Upon visual inspection of the data it appears that for nearley all countries HDI is increasing as the years pass. Below I will produce a plot of all countries HDI from 1980 to 2011.

In [None]:
plt.figure(figsize=(15,8))
plt.title('Year vs. HDI for all countries')
plt.xlabel('Year')
plt.ylabel('Human Development Index')

# Plot the curve for each country in the dataframe
for i in range(len(hdi)):
    plt.plot(hdi.iloc[i])

For the most part, an upward trend can be seen for most countries, however the plot is slightley cluttered, In addition the plateau is due to the data points being more sparsely distributed in the earlier years. In reality we would see a linear increase. Below I will plot HDI only for a few countries with a low initial value. For these I've choosen Indonesia, India and Nepal. 

In [None]:
plt.figure(figsize=(15,8))

# Produce plot for above three countries
plt.plot(hdi.loc['Indonesia']);
plt.plot(hdi.loc['India']);
plt.plot(hdi.loc['Nepal']);
plt.title('Year vs. HDI for selected Countries')
plt.xlabel('Year')
plt.ylabel('Human Development Index');
plt.legend();

Now the GDP for the same three countries

In [None]:
# Re-read and clean the data
gdp = pd.read_csv('GDP_percapita.csv')
gdp = gdp.dropna(thresh=53)
gdp = gdp.convert_objects(convert_numeric = True);
gdp = gdp.set_index('Country')

# Produce plot
plt.figure(figsize=(15,8))
plt.plot(gdp.loc['Indonesia']);
plt.plot(gdp.loc['India']);
plt.plot(gdp.loc['Nepal']);
plt.title('Year vs.

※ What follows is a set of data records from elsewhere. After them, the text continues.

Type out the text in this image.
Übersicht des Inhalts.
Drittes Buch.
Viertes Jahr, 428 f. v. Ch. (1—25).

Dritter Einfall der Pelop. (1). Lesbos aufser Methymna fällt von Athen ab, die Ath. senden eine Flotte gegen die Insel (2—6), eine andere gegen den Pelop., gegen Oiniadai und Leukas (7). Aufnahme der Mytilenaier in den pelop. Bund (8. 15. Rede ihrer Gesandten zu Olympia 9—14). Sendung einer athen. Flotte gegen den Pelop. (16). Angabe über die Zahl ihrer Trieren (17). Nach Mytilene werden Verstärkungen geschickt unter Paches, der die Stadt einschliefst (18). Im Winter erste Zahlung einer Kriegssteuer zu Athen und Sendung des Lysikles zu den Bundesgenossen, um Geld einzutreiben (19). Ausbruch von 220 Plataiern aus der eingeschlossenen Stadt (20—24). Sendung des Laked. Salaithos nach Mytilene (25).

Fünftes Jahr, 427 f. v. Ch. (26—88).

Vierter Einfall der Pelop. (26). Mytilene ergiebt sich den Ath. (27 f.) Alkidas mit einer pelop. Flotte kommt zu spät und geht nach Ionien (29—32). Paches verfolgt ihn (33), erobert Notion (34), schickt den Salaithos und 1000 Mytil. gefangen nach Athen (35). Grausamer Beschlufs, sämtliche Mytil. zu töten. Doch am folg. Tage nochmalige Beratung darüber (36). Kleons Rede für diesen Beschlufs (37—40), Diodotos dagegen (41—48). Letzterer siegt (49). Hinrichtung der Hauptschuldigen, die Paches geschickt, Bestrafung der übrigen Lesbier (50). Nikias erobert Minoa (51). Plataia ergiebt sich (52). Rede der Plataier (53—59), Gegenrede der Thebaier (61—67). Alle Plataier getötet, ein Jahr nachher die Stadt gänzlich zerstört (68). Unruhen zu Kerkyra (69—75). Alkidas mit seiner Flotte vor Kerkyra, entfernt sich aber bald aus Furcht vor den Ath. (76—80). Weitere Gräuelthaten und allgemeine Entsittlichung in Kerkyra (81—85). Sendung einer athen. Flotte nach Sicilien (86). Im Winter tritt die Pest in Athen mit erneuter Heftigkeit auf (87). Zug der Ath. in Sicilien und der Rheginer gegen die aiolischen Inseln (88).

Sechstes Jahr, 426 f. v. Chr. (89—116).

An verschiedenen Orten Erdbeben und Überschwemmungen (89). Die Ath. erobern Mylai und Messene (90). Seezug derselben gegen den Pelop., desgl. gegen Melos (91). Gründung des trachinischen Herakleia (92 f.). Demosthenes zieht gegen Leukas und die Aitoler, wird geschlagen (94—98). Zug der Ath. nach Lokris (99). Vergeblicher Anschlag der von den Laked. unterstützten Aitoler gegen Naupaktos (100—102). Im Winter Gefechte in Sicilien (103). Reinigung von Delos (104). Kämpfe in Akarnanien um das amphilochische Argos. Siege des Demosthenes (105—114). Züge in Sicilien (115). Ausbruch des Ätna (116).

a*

GDP for selected Countries')
plt.xlabel('Year')
plt.ylabel('Gross Domestic Product');
plt.legend();

### Conclusion

We've known for a fact now that the world population has been increasing since the early 18th century, In addition we also know that at present the rate of population growth is also increasing. However two major factors, Human Development Index and Gross Domestic Product, have shown to be correlated with these trends. Because most countries are still in the early stages of development we continue to see world population grow. However in this analysis weve seen that as there are obvious negative correlations between birthrate and and HDI as well as birthrate and GDP, and furthermore GDP and HDI are increasing for most countries around the world. Therefore weve reached the conclusion that, if these trends continue, then world population growth must eventually slow and eventually stabilize in the comming years.